Certe immagini, a volte, raccontano più di tante parole. Biciclette dimenticate, arrugginite o inutilizzate, legate alle rastrelliere del centro storico, proprio lì, in quello che molti definiscono il “salotto buono” di Arco. Una presenza silenziosa ma ingombrante, che da tempo residenti e commercianti di via Segantini segnalavano come segno di trascuratezza.
Oggi qualcosa si muove. E non è solo una questione di rimozione, ma di metodo.
Dopo anni di segnalazioni e sollecitazioni, un recente incontro tra amministrazione comunale e operatori del centro ha prodotto i primi risultati concreti: la Polizia Locale intercomunale ha iniziato a contrassegnare le biciclette abbandonate con un avviso chiaro. Se entro 15 giorni non verranno rimosse dai proprietari, saranno trasferite nel magazzino comunale.
Un intervento che ha riportato fiducia tra i commercianti, ma che – come sottolinea l’assessora all’ambiente e al decoro urbano Chiara Parisi – rappresenta solo un primo passo.
«Questo provvedimento rientra nella riorganizzazione del centro storico di Arco, anche per quanto riguarda gli stalli per le biciclette», spiega. «Durante una riunione recente con i commercianti è emersa anche questa criticità, e da lì siamo partiti».
Il punto centrale, però, non è solo il problema in sé, ma il percorso scelto per affrontarlo.
«Deve essere una decisione condivisa, ma soprattutto gestibile e fruibile», sottolinea Parisi. «Le bici sono belle, ma ingombrano. E oggi lo sono molto più di una volta».
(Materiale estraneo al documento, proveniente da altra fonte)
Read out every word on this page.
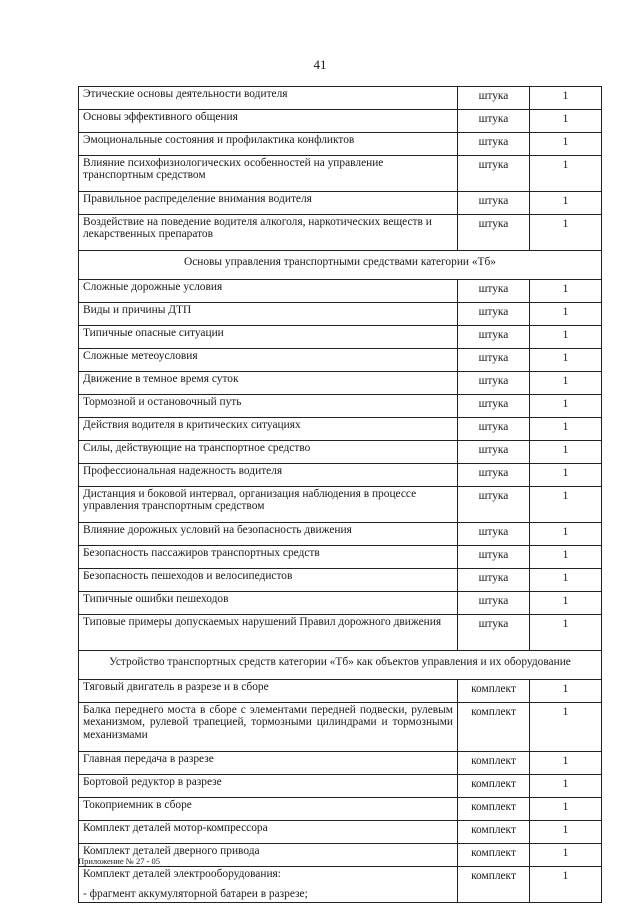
41
Этические основы деятельности водителя	штука	1

Основы эффективного общения	штука	1

Эмоциональные состояния и профилактика конфликтов	штука	1

Влияние психофизиологических особенностей на управление транспортным средством	штука	1

Правильное распределение внимания водителя	штука	1

Воздействие на поведение водителя алкоголя, наркотических веществ и лекарственных препаратов	штука	1
Основы управления транспортными средствами категории «Тб»		

Сложные дорожные условия	штука	1

Виды и причины ДТП	штука	1

Типичные опасные ситуации	штука	1

Сложные метеоусловия	штука	1

Движение в темное время суток	штука	1

Тормозной и остановочный путь	штука	1

Действия водителя в критических ситуациях	штука	1

Силы, действующие на транспортное средство	штука	1

Профессиональная надежность водителя	штука	1

Дистанция и боковой интервал, организация наблюдения в процессе управления транспортным средством	штука	1

Влияние дорожных условий на безопасность движения	штука	1

Безопасность пассажиров транспортных средств	штука	1

Безопасность пешеходов и велосипедистов	штука	1

Типичные ошибки пешеходов	штука	1

Типовые примеры допускаемых нарушений Правил дорожного движения	штука	1
Устройство транспортных средств категории «Тб» как объектов управления и их оборудование		

Тяговый двигатель в разрезе и в сборе	комплект	1

Балка переднего моста в сборе с элементами передней подвески, рулевым механизмом, рулевой трапецией, тормозными цилиндрами и тормозными механизмами	комплект	1

Главная передача в разрезе	комплект	1

Бортовой редуктор в разрезе	комплект	1

Токоприемник в сборе	комплект	1

Комплект деталей мотор-компрессора	комплект	1

Комплект деталей дверного привода	комплект	1

Комплект деталей электрооборудования:
- фрагмент аккумуляторной батареи в разрезе;	комплект	1
Приложение № 27 - 05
Il cambiamento, infatti, è anche culturale e tecnologico: biciclette elettriche, modelli più grandi e pesanti, esigenze diverse. «Una volta era facile sistemarle nei supporti tradizionali, oggi non più», osserva l’assessora. «Per questo vogliamo parcheggi più moderni, adatti sia alle bici più piccole sia a quelle più grandi, e anche accessibili agli anziani, che spesso non riescono a sollevarle».
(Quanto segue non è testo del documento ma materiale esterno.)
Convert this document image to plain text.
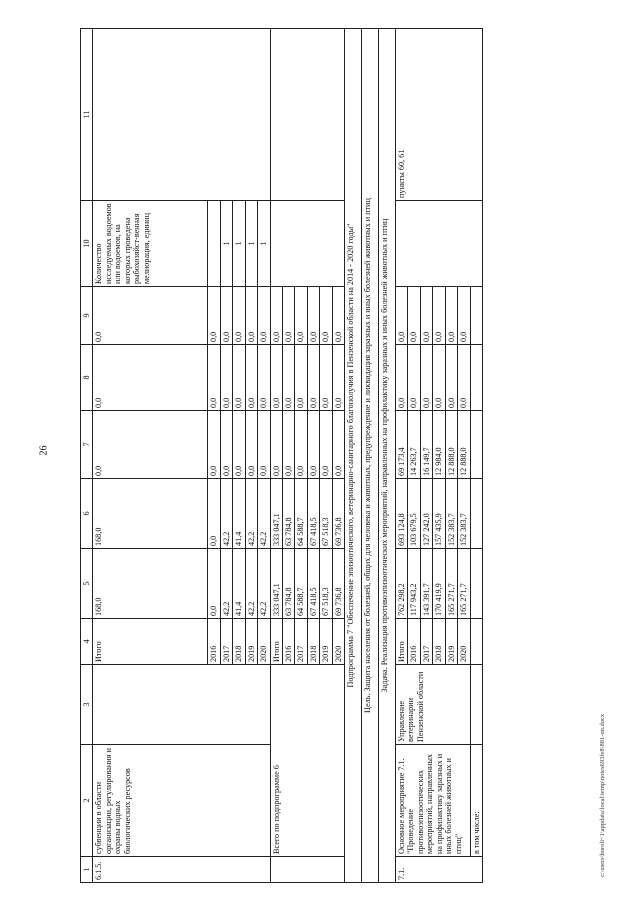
26
c:\users\boroli~1\appdata\local\temp\notes693fe8\881-on.docx
1	2	3	4	5	6	7	8	9	10	11
6.1.5.	субвенции в области организации, регулирования и охраны водных биологических ресурсов		Итого	168,0	168,0	0,0	0,0	0,0	Количество исследуемых водоемов или водоемов, на которых проведена рыбохозяйст-венная мелиорация, единиц	
			2016	0,0	0,0	0,0	0,0	0,0		
			2017	42,2	42,2	0,0	0,0	0,0	1	
			2018	41,4	41,4	0,0	0,0	0,0	1	
			2019	42,2	42,2	0,0	0,0	0,0	1	
			2020	42,2	42,2	0,0	0,0	0,0	1	
	Всего по подпрограмме 6		Итого	333 047,1	333 047,1	0,0	0,0	0,0		
			2016	63 784,8	63 784,8	0,0	0,0	0,0		
			2017	64 588,7	64 588,7	0,0	0,0	0,0		
			2018	67 418,5	67 418,5	0,0	0,0	0,0		
			2019	67 518,3	67 518,3	0,0	0,0	0,0		
			2020	69 736,8	69 736,8	0,0	0,0	0,0		
Подпрограмма 7 "Обеспечение эпизоотического, ветеринарно-санитарного благополучия в Пензенской области на 2014 - 2020 годы"										
Цель. Защита населения от болезней, общих для человека и животных, предупреждение и ликвидация заразных и иных болезней животных и птиц										
Задача. Реализация противоэпизоотических мероприятий, направленных на профилактику заразных и иных болезней животных и птиц										
7.1.	Основное мероприятие 7.1. "Проведение противоэпизоотических мероприятий, направленных на профилактику заразных и иных болезней животных и птиц"	Управление ветеринарии Пензенской области	Итого	762 298,2	693 124,8	69 173,4	0,0	0,0		пункты 60, 61
			2016	117 943,2	103 679,5	14 263,7	0,0	0,0		
			2017	143 391,7	127 242,0	16 149,7	0,0	0,0		
			2018	170 419,9	157 435,9	12 984,0	0,0	0,0		
			2019	165 271,7	152 383,7	12 888,0	0,0	0,0		
			2020	165 271,7	152 383,7	12 888,0	0,0	0,0		
	в том числе:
Da qui nasce l’idea di una revisione complessiva degli stalli: non una semplice sostituzione, ma una riprogettazione condivisa con chi il centro lo vive ogni giorno. «Vedere lunghe file di biciclette fuori dai locali non è bello», ammette Parisi, «ma la soluzione non può essere calata dall’alto. Deve nascere dal confronto».
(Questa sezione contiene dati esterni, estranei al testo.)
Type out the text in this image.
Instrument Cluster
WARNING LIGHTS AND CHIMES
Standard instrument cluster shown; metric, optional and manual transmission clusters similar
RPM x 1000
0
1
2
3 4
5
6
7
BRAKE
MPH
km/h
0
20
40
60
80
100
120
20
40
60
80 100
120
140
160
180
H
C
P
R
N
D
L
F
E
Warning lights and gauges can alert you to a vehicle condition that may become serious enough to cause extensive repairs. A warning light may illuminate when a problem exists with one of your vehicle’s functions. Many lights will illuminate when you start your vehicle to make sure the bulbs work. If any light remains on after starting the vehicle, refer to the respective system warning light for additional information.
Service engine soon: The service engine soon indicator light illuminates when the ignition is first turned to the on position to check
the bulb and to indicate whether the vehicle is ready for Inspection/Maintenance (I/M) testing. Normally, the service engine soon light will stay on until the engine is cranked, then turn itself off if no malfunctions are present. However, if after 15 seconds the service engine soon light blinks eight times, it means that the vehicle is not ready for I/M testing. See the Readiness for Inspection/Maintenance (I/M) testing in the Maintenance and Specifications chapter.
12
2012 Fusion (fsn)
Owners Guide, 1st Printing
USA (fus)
Il tema del decoro urbano si intreccia così con quello dell’ascolto. «Il nostro impegno è prenderci cura dei cittadini e dei loro bisogni», ribadisce. «Non possiamo decidere da soli dove mettere gli stalli: serve un confronto costruttivo per arrivare alla soluzione migliore».
Un approccio che richiama esperienze simili anche nel territorio, come l’intervento realizzato lo scorso anno a Riva del Garda per la rimozione delle bici abbandonate.
Ad Arco, intanto, il segnale è chiaro: il decoro passa anche dai dettagli, ma soprattutto dal metodo. Ascoltare, confrontarsi, costruire insieme. «La direzione è questa», conclude l’assessora Parisi.
E forse è proprio da qui, da una rastrelliera liberata e ripensata, che passa un’idea più ampia di città: più ordinata, più accogliente, più condivisa.